Freeman glimpsed a straight white vapor trail that streaked from the wood through the falling snow, saw the BMD buck and its right track unravel off its steel wheels. The explosion of the BMD’s magazine was so violent that it sent a searing wind through the trees, whipping up dead branches and flinging them against the denuded trunks and the log behind which Freeman, Gomez, and Eddie Mervyn had sought shelter.
“Payback One to Payback Two,” Freeman whispered hoarsely. “You receive?”
“Loud but sliced,” came Aussie’s reply, which meant that Freeman’s transmission was segmented.
“Are you receiving?” asked the general, his speech more deliberate.
“Loud and clear now.”
“Eddie’s gonna make it,” Freeman said, more for Eddie’s morale than from conviction. Gomez and the general had stopped the bleeding, but Eddie’s chances were fifty-fifty unless they could get some lactate into him and stabilize. For that they needed saline. The general quickly considered the options. He and Gomez could carry Eddie to Choir, who had the saline, or Choir could bring it to them. Freeman decided while it might seem more logical for Choir to come to Mervyn, that Choir, Aussie, Lee, and the others in the wood were in a more sheltered and thus safer area in which to treat Eddie than by the log.

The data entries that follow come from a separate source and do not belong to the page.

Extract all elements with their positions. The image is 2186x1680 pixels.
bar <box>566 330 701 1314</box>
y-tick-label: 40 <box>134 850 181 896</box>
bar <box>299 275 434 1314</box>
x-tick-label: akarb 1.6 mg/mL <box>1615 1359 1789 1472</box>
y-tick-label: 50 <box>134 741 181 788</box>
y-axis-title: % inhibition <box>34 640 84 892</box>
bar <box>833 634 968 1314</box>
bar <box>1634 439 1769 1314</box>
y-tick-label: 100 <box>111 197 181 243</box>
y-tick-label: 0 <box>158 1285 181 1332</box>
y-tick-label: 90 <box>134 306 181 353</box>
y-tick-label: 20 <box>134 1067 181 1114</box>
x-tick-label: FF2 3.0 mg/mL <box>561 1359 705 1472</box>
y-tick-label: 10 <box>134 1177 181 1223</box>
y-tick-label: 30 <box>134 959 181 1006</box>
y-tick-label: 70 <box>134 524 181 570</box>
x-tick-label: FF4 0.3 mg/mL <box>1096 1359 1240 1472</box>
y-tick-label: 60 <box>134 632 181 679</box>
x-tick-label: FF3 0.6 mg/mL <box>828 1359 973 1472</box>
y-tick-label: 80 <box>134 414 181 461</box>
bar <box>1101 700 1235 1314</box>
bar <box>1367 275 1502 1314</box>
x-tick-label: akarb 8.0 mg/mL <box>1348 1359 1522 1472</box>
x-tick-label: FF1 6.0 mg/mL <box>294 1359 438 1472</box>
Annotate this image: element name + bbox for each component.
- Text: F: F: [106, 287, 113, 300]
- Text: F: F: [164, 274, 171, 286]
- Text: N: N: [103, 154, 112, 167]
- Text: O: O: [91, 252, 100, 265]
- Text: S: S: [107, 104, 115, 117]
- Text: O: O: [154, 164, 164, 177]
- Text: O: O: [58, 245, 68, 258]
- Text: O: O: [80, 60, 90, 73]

Besides, if Choir were to be shot down trying to reach them, then Freeman’s SpecFor team would be without saline. Still, as he helped heave Eddie onto Gomez’s back, he knew it was a gamble. ABC, with its apparently unlimited resources, was no doubt listening in to field communications, and despite the best efforts of McCain’s SES to jam the Russians, it would take less than a minute for any state-of-the-art Russian computer radio-frequency scanner to zero in on the American sources of transmission.